Download App
5.9% Wasted Wife / Chapter 14: Semakin Tertantang

Chapter 14: Semakin Tertantang

Andin tersenyum kikuk, "A-aku … aku baik-baik aja kok. Kenapa emangnya, Ma?" Andine sedikit cemas kala menunggu jawaban sang ibu.

Utami menggelengkan kepala, "Hubungan kamu dengan Andra bagaimana? Nggak ada masalah 'kan?" tanyanya.

Andine terdiam untuk beberapa saat, wanita itu tak langsung menjawab pertanyaan sang ibu. Jauh di dalam hati, ingin sekali ia mengungkapkan semuanya, seperti saat lajang dulu di mana ia suka bercerita mengenai apa pun yang mengusik hatinya. Namun, keadaan kini berbeda. Andine sudah menikah, seburuk apa pun pernikahannya yang sebenarnya, wanita itu tetap harus menutupinya.

"Baik, Ma. Hubungan aku sama Mas Andra baik-baik aja kok, Mama bisa lihat sendiri 'kan gimana kami?" Andine menyunggingkan senyum berusaha terlihat baik-baik saja.

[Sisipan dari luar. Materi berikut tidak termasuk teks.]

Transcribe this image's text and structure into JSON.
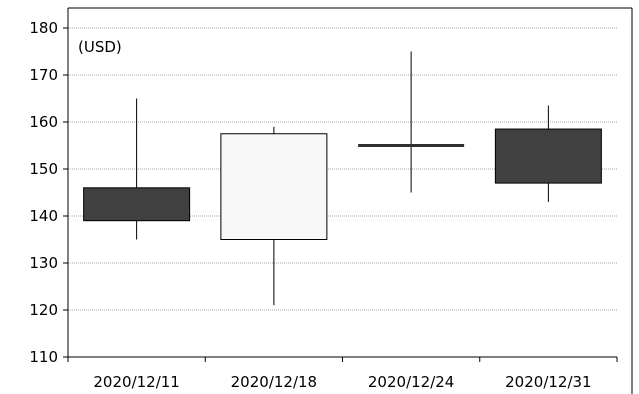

Utami menyunggingkan seulas senyum tipis, ia percaya sepenuhnya kepada sang putri, tak ada keraguan dari sorot matanya yang teduh.

"Baguslah kalau begitu, mama pun ikut seneng dengernya," sahut Utami.

Andine akhirnya bisa bernapas lega.

"Mama ngapain ke sini? Mama perlu sesuatu?" tanya Andine kemudian.

"Mama cuma mau ambil pisau untuk potong buah," jawab Utami sambil berbalik dan melangkah menuju ke tempat bumbu-bumbu dapur berada.

Andine ikut berjalan mendekati ibunya.

Samar-samar, telinga mereka mendengar suara tawa dari dua orang pria yang ada di ruang tamu. Obrolan para lelaki itu sepertinya sangat seru, berhasil menciptakan kehangatan suasana rumah.

"Sepertinya papamu sangat senang berbincang dengan Andra, mereka berdua sangat cocok, Iya 'kan, An?" Sambil mengupas kulit apel, Utami mengajak putrinya berbincang.

Gadis berkulit putih itu mengangguk kecil, "Iya, Ma, mereka punya selera humor yang sama. Sama-sama garing." Andine menjawab dengan suara lirih.

Utami tertawa kecil, "Memangnya, Andra itu garing, An? Ngebosenin gitu?" Utami semakin memancing Andine untuk bercerita banyak mengenai sang menantu.

Andine tampak sedikit berpikir, "Emm, nggak juga sih, Ma," jawab Andine sambil tersenyum kikuk.

"Terus, dia orangnya kayak gimana?" Sambil memotong buah apel, Utami terus mengajak Andine mengobrol.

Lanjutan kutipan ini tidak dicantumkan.